Entrepreneurship education seeks to provide students with the knowledge, skills and motivation to encourage entrepreneurial success in a variety of settings. Studies report that number of courses continues to grow at a fast rate and the growth from 263 schools in 1979 to 1400 in 1998 (approximately 57 schools a year) in the US. The global trend is similar and there have been an exponential growth of entrepreneurship education programs within and outside universities.
Variations of entrepreneurship education are offered at all levels of schooling from primary or secondary schools through graduate university programs. There are even post-graduate programs on entrepreneurship education so in fact entrepreneurship education has gained massive traction in recent decades.
But what do we know about the true value of entrepreneurship education? Could it be that those who are involved in such programs were already better than other in creating a new venture and the program does not really add much value to what they knew or opportunities they would want to exploit?
Economists have tackled the the relationship between entrepreneurship education and skills and motivations diligently. A carefully designed study by Oosterbeek et al shows that the entrepreneurship program designed for young persons in the post-secondary schools does not seem to have the intended effects: the effect on students’ self-assessed entrepreneurial skills is insignificant and the effect on the intention to become an entrepreneur is even negative.
They explain that the negative impact of the program on the intention to become an entrepreneur can be due to a more realistic view of what is needed to start an own business as was suggested in interviews that were held with lecturers and coaches. More indirectly, participants might have lost their (over-)optimism (as reflected in their lower self-perception) and this may have caused a lower interest in entrepreneurship.
More distally, it has also been shown that training entrepreneurs in business planning, which is often a key aspect of entrepreneurship education and training programs, can be negatively related to entrepreneurial performance.
Looking at the bright side, it has been reported that individuals who have taken university-level courses in entrepreneurship have higher intentions to start a business than those who have not taken entrepreneurship courses. Some research further suggests that individuals who have had entrepreneurship training and education are also more likely to start a business.
Entrepreneurship researchers, educators and practitioners are thus left with a dilemma regarding how the conflicting findings of the outcomes of entrepreneurship education should be interpreted. One interpretation, using the statistical significance “vote count” method employed by several recent narrative reviews, is that there is indeed a significant positive relationship between entrepreneurship education and a variety of outcomes.

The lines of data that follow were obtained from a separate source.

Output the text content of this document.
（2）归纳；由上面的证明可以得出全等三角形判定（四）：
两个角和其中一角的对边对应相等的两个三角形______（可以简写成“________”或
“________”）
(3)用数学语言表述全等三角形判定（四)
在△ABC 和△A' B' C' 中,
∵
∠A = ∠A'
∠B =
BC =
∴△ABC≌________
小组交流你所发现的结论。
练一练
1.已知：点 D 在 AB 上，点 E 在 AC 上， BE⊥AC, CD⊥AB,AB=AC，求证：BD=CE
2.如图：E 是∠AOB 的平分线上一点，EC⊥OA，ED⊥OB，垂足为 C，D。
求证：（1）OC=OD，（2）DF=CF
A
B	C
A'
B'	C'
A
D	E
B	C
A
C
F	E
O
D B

This is problematic because there is sufficient reason to question the findings of narrative reviews.
The recent review study of Martin et al has identified more than 75 studies that have investigated the effectiveness of entrepreneurship education and training in increasing entrepreneurship-related human capital assets and/or entrepreneurship outcomes. Although there is still disagreement among authors as to which are the most appropriate variables to measure, and the most appropriate research methods to ensure meaningful, generalizable results, most of the research supports positive links between entrepreneurship education and three broad types of entrepreneurship-related human capital assets: entrepreneurial knowledge and skills, positive perceptions of entrepreneurship and intentions to start a business.
In sum, the majority of studies, particularly in the business research, support the positive relationship between entrepreneurship education, starting a new business and performance. However, the exact causality between what skills and knowledge being transferred in such education programs is disputed.